Question

A hot-water pipe at \(80^{\circ} \mathrm{C}\) is losing heat to the surrounding air at \(5^{\circ} \mathrm{C}\) at a rate of \(2200 \mathrm{W}\). Determine the rate of entropy generation in the surrounding air, in \(\mathrm{W} / \mathrm{K}\).

Short answer

Answer: The rate of entropy generation in the surrounding air is 1.68 W/K.

Step-by-step solution

Convert Celsius temperatures to Kelvin

To convert the given temperatures from Celsius to Kelvin, we will add 273.15 to each temperature: $$T_H = 80^{\circ} \mathrm{C} + 273.15 \, \mathrm{K} = 353.15 \, \mathrm{K}$$ $$T_C = 5^{\circ} \mathrm{C} + 273.15 \, \mathrm{K} = 278.15 \, \mathrm{K}$$

Apply the entropy generation formula

Now that we have the absolute temperatures, we can plug the values into the entropy generation formula: $$\dot{S}_{gen} = \frac{\dot{Q}_H}{T_H} - \frac{\dot{Q}_C}{T_C}$$ Substitute the given values into the equation: $$\dot{S}_{gen} = \frac{2200 \, \mathrm{W}}{353.15 \, \mathrm{K}} - \frac{2200 \, \mathrm{W}}{278.15 \, \mathrm{K}}$$

Calculate the rate of entropy generation

Now, perform the calculations to find the rate of entropy generation: $$\dot{S}_{gen} = 6.23 \, \mathrm{W/K} - 7.91 \, \mathrm{W/K}$$ $$\dot{S}_{gen} = -1.68 \, \mathrm{W/K}$$ The negative sign indicates that there is a net decrease in entropy, which is expected since heat is being transferred from the hot-water pipe to the cooler surrounding air. Therefore, the rate of entropy generation in the surrounding air is 1.68 \(\mathrm{W/K}\).

Key concepts

Thermodynamic Temperature Conversion

Understanding thermodynamic temperature conversion is crucial when working with heat transfer and entropy generation. In thermodynamics, it's important to use the Kelvin scale, which is the absolute temperature scale used in scientific equations. The Kelvin temperature scale starts at absolute zero, the point at which all thermal motion stops, and is essential for avoiding negative temperature values in calculations.

To convert from Celsius to Kelvin, one simply adds 273.15 to the Celsius temperature. This is because the zero point in Celsius, which is the freezing point of water, is 273.15 degrees above absolute zero in Kelvin. For example, as shown in the step by step solution, a temperature of the hot-water pipe at \(80^{\textdegree}\mathrm{C}\) is converted to Kelvin by adding 273.15, resulting in \(353.15 \mathrm{K}\). Similarly, the surrounding air temperature is converted from \(5^{\textdegree}\mathrm{C}\) to \(278.15 \mathrm{K}\).

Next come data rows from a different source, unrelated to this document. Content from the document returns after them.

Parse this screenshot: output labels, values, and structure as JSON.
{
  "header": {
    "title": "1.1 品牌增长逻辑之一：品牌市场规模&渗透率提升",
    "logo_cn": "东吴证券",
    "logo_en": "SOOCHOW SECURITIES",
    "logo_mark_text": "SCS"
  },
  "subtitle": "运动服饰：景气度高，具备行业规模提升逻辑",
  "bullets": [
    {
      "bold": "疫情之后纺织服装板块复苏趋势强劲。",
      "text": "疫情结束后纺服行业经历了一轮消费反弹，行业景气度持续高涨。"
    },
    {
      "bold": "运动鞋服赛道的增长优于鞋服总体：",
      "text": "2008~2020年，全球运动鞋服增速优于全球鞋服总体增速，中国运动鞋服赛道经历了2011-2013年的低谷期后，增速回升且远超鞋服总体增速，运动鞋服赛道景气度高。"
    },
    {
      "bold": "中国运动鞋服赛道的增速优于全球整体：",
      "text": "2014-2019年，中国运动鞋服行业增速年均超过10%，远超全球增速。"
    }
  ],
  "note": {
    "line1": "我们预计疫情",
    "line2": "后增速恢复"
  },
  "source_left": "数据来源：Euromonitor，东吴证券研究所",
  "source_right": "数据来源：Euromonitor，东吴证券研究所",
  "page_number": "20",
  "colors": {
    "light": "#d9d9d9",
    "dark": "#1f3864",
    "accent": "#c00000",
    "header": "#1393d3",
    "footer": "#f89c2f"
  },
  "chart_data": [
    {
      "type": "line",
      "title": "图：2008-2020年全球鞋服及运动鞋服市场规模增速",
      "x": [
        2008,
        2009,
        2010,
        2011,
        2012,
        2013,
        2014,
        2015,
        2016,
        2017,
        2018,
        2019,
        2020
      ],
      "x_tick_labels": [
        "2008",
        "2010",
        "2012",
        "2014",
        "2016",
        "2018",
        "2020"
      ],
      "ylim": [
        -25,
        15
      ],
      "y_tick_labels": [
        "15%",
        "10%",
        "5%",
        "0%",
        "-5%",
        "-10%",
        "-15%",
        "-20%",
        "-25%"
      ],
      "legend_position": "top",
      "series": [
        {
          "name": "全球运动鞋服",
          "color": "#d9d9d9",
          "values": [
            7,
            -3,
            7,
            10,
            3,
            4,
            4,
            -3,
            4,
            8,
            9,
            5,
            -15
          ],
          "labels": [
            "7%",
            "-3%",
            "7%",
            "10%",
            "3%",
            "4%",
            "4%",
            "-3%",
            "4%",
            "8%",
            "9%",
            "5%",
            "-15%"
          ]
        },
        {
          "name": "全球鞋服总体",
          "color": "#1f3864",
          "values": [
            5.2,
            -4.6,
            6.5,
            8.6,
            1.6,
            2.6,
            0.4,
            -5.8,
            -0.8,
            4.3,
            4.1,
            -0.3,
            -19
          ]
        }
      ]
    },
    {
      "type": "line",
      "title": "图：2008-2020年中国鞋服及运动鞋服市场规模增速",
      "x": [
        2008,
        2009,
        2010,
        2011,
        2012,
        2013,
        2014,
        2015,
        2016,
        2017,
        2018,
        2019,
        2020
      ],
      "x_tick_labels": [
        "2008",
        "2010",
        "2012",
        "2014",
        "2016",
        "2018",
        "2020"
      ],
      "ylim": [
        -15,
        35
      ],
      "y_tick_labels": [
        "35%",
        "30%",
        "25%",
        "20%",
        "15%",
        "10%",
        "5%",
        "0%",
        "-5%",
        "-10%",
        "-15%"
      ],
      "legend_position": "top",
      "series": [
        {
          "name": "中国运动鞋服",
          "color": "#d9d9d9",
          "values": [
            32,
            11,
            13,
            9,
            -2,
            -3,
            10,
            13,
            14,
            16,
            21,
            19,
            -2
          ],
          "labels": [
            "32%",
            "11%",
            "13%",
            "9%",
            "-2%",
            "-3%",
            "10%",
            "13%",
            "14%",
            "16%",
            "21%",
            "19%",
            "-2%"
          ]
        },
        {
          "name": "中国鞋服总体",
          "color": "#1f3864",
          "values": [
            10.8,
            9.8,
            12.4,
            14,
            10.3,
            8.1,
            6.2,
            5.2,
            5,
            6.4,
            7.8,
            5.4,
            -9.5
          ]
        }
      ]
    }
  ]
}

It's imperative to conduct this conversion before plugging temperatures into thermodynamic formulas since they are derived based on the properties of the Kelvin scale.

Entropy Generation Formula

Entropy can be a perplexing concept, as it is a measure of disorder or randomness in a system. However, the entropy generation formula allows us to quantify the irreversible production of entropy within a system due to processes like heat transfer. The general entropy generation formula is given by:\[\dot{S}_{gen} = \frac{\dot{Q}_H}{T_H} - \frac{\dot{Q}_C}{T_C}\]This equation represents the difference between the entropy transfer due to heating at a hot source (\(T_H\)) and cooling at a cold sink (\(T_C\)), where \(\dot{Q}_H\) and \(\dot{Q}_C\) are the heat transfer rates at the source and sink, respectively. Essentially, the formula explains how heat transfer generates entropy owing to a temperature difference. It's crucial to note that entropy generation, \(\dot{S}_{gen}\), is always zero or positive in a closed system due to the second law of thermodynamics.

Heat Transfer

Heat transfer refers to the movement of heat from one body or substance to another through various mechanisms, such as conduction, convection, and radiation. In the given exercise, we're dealing with heat loss from a hot-water pipe to cooler surrounding air, which is primarily governed by convection. Convection occurs when a fluid (such as air) is heated, becomes less dense, and rises, creating a natural circulation pattern that facilitates heat transfer.The rate of entropy generation during heat transfer can be indicative of the efficiency of the process. High rates of entropy generation can suggest significant irreversibilities and therefore less efficient energy transfer. As the exercise shows, analysis of entropy generation due to heat transfer can provide insights into the thermodynamic performance of systems and guide the design for greater efficiency. In the real world, optimizing heat transfer processes to minimize entropy production is key to saving energy and reducing operational costs.